Pour sa troisième campagne présidentielle, la candidate du Rassemblement national connaît ainsi une très forte progression à Mayotte, où elle partait de très bas, en 2012, avec un score modeste de 2,77 % (996 voix). En 2017, elle avait déjà progressé au premier tour avec 27,19 %, derrière François Fillon (32,62 %), mais avait été battue par Emanuel Macron au second tour avec 42,89 % des suffrages (14 374 voix). Cinq ans plus tard, elle est en tête au premier tour, et de loin, avec déjà plus de voix qu’au second tour de 2017. Emmanuel Macron, lui, a perdu 428 voix par rapport au premier tour de 2017.

La “corde sensible” de l’insécurité et de l’immigration clandestine

Thani Mohamed-Soihili, sénateur de Mayotte du Rassemblement des démocrates, progressistes et indépendants (RDPI, précédemment LREM), n’est “malheureusement pas très surpris” par un résultat qui “s’inscrit dans la continuité des élections européennes” de 2019, où le RN avait glané 46,12 % des suffrages. Pour le parlementaire, Marine Le Pen “souffle sur les braises avec son discours sur l’immigration et l’insécurité” à Mayotte. “Ce discours facile, populiste, plaît localement. C’est ce qui explique ce score”, explique-t-il à France 24.

L’insécurité et l’immigration clandestine, thèmes de prédilection du RN, touchent la “corde sensible” de nombreux Mahorais, estime Thani Mohamed-Soihili. Un sentiment corroboré par les chiffres de l’Insee et par les médias locaux qui se font écho des problèmes rencontrés dans l’archipel.

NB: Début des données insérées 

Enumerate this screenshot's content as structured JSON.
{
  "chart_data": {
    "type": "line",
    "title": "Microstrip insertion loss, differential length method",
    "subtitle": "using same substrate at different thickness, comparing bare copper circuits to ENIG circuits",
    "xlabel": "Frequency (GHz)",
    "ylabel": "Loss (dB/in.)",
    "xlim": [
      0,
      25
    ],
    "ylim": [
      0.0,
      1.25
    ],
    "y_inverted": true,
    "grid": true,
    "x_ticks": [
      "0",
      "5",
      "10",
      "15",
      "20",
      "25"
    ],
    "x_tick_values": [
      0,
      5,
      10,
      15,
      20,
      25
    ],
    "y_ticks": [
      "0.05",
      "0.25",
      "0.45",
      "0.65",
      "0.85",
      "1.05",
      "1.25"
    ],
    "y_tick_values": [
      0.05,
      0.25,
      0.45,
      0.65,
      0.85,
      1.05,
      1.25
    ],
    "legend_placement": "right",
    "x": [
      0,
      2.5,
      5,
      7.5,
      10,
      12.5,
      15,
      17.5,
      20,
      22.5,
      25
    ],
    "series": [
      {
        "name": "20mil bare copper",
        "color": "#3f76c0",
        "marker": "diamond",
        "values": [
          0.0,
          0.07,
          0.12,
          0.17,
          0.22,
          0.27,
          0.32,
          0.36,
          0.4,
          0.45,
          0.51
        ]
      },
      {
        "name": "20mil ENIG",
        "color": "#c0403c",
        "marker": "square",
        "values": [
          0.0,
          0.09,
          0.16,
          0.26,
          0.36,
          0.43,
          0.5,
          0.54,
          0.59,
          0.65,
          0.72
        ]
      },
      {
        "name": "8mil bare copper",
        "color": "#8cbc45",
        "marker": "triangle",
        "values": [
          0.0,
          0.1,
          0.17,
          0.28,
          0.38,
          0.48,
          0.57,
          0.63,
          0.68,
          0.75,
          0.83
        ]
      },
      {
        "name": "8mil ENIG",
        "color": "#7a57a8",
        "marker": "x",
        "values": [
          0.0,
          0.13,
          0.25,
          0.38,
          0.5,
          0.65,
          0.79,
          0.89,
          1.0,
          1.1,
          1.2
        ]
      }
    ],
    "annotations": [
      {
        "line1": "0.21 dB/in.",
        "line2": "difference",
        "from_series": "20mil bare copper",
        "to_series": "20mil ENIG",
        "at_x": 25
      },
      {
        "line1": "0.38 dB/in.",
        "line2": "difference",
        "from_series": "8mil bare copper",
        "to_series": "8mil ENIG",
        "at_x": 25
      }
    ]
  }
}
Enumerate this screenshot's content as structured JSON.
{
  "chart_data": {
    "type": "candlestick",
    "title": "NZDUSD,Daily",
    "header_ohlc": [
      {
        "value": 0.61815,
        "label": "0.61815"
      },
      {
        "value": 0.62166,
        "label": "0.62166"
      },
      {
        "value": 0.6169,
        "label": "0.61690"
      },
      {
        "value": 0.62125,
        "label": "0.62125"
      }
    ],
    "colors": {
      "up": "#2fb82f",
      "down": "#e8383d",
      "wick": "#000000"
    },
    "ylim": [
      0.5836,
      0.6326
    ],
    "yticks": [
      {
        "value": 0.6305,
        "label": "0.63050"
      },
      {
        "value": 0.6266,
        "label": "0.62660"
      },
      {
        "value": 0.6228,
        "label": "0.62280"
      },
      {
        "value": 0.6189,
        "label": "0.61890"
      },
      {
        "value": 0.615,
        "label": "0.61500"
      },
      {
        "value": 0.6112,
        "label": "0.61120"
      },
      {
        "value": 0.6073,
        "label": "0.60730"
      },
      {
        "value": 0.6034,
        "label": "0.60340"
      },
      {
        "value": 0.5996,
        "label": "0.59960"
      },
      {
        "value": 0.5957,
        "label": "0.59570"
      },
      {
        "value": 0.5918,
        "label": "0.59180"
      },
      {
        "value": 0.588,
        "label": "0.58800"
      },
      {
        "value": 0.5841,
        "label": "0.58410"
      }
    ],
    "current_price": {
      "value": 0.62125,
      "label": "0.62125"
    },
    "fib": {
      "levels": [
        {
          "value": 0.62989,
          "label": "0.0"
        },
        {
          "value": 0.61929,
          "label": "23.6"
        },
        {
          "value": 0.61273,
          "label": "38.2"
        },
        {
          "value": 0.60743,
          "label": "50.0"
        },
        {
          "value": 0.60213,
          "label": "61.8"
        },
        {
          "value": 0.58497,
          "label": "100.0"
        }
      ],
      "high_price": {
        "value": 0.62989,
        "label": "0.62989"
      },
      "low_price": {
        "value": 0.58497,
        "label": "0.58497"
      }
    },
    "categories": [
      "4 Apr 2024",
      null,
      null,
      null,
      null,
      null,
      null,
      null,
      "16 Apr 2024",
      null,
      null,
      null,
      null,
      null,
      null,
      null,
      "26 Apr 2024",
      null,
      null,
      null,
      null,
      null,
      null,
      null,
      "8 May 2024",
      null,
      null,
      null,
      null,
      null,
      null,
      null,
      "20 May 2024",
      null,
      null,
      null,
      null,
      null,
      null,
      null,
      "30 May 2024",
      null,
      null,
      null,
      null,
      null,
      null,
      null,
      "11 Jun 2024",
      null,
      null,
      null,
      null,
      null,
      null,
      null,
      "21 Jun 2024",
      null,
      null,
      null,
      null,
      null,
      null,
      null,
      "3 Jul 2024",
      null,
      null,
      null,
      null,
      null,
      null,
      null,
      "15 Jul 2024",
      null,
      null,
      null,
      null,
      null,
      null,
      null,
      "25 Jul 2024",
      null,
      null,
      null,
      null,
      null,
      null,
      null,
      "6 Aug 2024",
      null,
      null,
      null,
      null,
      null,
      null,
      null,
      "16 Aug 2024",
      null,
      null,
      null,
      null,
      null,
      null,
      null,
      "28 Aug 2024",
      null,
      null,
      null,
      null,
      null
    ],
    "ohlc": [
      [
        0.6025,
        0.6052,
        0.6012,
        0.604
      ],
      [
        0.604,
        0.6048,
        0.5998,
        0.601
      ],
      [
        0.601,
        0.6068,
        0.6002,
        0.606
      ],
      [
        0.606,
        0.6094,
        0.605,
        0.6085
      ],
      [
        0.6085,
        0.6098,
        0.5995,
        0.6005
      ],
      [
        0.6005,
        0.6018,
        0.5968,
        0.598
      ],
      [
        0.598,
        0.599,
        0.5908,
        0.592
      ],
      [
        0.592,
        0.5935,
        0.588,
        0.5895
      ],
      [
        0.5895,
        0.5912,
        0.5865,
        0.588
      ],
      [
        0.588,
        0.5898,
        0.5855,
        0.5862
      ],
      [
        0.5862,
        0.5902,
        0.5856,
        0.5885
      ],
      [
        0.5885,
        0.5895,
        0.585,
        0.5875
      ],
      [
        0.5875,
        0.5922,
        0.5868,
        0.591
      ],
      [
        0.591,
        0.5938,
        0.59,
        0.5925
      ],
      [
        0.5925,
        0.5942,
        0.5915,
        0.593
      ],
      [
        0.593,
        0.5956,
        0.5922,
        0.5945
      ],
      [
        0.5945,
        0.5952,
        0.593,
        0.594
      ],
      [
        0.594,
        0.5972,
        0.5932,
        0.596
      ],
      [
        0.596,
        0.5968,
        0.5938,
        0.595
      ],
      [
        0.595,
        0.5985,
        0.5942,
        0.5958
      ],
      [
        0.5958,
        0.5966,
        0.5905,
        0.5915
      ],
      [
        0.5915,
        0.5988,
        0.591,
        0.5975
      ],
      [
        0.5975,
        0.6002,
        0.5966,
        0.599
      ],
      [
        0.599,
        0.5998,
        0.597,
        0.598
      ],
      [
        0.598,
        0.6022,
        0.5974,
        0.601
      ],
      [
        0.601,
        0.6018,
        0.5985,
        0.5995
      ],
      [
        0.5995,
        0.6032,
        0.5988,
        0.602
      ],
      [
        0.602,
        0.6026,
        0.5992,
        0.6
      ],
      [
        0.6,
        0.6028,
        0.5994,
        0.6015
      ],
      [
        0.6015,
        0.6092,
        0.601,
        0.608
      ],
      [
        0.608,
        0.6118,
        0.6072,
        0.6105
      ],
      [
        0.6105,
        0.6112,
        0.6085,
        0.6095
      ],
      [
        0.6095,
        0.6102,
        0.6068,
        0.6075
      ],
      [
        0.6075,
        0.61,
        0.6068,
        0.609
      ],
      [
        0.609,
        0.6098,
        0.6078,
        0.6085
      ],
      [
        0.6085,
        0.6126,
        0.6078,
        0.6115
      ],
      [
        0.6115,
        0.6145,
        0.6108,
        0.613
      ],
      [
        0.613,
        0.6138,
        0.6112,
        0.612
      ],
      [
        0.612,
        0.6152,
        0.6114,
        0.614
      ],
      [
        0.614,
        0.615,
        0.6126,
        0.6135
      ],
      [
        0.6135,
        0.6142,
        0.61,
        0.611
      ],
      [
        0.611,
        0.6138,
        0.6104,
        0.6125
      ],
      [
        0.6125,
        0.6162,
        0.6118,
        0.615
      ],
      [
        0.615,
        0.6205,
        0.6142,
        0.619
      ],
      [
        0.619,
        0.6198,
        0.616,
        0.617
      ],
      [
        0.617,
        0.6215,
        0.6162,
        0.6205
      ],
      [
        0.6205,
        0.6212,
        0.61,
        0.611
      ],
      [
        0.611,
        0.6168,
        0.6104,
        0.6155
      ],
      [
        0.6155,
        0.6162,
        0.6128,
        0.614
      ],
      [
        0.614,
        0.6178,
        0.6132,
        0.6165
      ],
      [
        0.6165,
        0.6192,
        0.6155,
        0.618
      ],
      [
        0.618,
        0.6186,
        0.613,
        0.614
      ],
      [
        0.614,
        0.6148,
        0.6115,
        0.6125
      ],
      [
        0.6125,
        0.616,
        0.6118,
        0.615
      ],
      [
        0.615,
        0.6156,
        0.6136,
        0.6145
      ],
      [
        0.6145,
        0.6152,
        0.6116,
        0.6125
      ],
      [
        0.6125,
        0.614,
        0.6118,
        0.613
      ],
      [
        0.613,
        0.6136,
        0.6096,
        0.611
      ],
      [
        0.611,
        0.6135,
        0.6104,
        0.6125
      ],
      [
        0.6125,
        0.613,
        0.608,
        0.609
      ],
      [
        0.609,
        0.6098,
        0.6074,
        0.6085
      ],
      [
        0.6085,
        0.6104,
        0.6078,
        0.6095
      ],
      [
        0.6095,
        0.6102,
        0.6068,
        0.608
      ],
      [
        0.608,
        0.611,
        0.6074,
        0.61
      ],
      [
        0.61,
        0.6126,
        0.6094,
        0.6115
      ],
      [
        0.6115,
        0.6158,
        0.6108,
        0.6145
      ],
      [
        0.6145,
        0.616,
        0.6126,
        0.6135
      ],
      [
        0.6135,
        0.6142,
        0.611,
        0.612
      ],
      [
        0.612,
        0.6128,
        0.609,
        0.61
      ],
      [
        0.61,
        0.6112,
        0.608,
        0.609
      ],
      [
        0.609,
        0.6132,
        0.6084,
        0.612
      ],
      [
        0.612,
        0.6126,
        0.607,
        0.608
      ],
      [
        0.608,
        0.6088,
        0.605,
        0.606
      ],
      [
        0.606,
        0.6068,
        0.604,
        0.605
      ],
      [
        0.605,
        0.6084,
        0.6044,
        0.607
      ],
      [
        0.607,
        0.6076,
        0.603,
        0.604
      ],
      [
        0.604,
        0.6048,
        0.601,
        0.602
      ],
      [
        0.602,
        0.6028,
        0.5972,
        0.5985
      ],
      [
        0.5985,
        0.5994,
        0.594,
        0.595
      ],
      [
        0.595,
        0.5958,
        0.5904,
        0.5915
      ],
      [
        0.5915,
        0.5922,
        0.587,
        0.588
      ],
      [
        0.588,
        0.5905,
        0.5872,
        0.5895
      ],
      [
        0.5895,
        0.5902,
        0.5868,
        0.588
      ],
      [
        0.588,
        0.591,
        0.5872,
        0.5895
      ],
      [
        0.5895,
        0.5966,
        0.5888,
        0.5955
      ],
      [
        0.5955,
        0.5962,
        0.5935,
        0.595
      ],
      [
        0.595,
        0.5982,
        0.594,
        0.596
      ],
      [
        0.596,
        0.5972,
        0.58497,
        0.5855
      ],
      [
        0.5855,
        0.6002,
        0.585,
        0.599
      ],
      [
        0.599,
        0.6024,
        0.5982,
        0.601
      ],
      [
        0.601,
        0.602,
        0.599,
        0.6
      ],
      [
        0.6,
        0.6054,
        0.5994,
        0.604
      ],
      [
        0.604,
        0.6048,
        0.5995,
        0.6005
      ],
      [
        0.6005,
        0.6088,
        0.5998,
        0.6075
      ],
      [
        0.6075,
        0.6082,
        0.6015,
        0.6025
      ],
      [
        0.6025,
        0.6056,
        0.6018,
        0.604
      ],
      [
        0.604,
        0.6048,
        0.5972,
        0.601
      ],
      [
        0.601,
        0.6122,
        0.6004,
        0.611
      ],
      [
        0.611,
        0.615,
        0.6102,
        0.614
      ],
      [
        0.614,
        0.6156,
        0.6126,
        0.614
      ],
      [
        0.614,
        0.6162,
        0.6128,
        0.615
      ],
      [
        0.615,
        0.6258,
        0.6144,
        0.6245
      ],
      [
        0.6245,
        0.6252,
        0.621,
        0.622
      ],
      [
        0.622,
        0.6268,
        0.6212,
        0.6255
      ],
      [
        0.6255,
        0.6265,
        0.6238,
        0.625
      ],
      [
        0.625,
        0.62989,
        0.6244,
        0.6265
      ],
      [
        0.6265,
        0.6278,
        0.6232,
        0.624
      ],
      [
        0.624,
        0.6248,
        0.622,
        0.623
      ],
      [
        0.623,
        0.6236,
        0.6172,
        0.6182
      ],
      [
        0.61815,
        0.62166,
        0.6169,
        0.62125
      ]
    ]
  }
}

Dans son rapport “Cadre de vie et sécurité à Mayotte” de novembre 2021, l’Insee décrit une “délinquance hors norme”. Sur la période 2018-2019, dans chaque domaine – cambriolages, vols, violences physiques ou sexuelles… – la délinquance mahoraise dépasse très nettement les chiffres de la France métropolitaine. “Les habitants de Mayotte sont personnellement trois fois plus victimes de vols avec ou sans violences”, indique l’Insee, et le sentiment d’insécurité “dépasse de loin tous les standards de la métropole ou des autres Drom (Départements et régions d’Outre-mer)”. En effet, 48 % des Mahorais se sentent en insécurité à leur domicile (52 % dans leur quartier), soit cinq à six fois plus que dans l’Hexagone.

L’immigration clandestine inquiète également la population : les bateaux venus des Comores affluent tous les jours et exaspèrent les Mahorais, qui y voient la source de nombre de maux. Dans son rapport de février 2019, l’Insee indiquait qu’entre “l’immigration importante depuis les Comores” et les départs de “natifs de Mayotte vers l’extérieur”, 48 % de la population du département était étrangère en 2017, chiffre en hausse de 8 % par rapport à 2012.

Du pain bénit pour Marine Le Pen, qui a longuement évoqué ces sujets lors de sa dernière visite dans l’archipel, en décembre 2021. “Mayotte, c’est presque le laboratoire de l’horreur. (…) C’est notre futur si rien n’est fait”, a-t-elle déclaré face à des électeurs déjà conquis.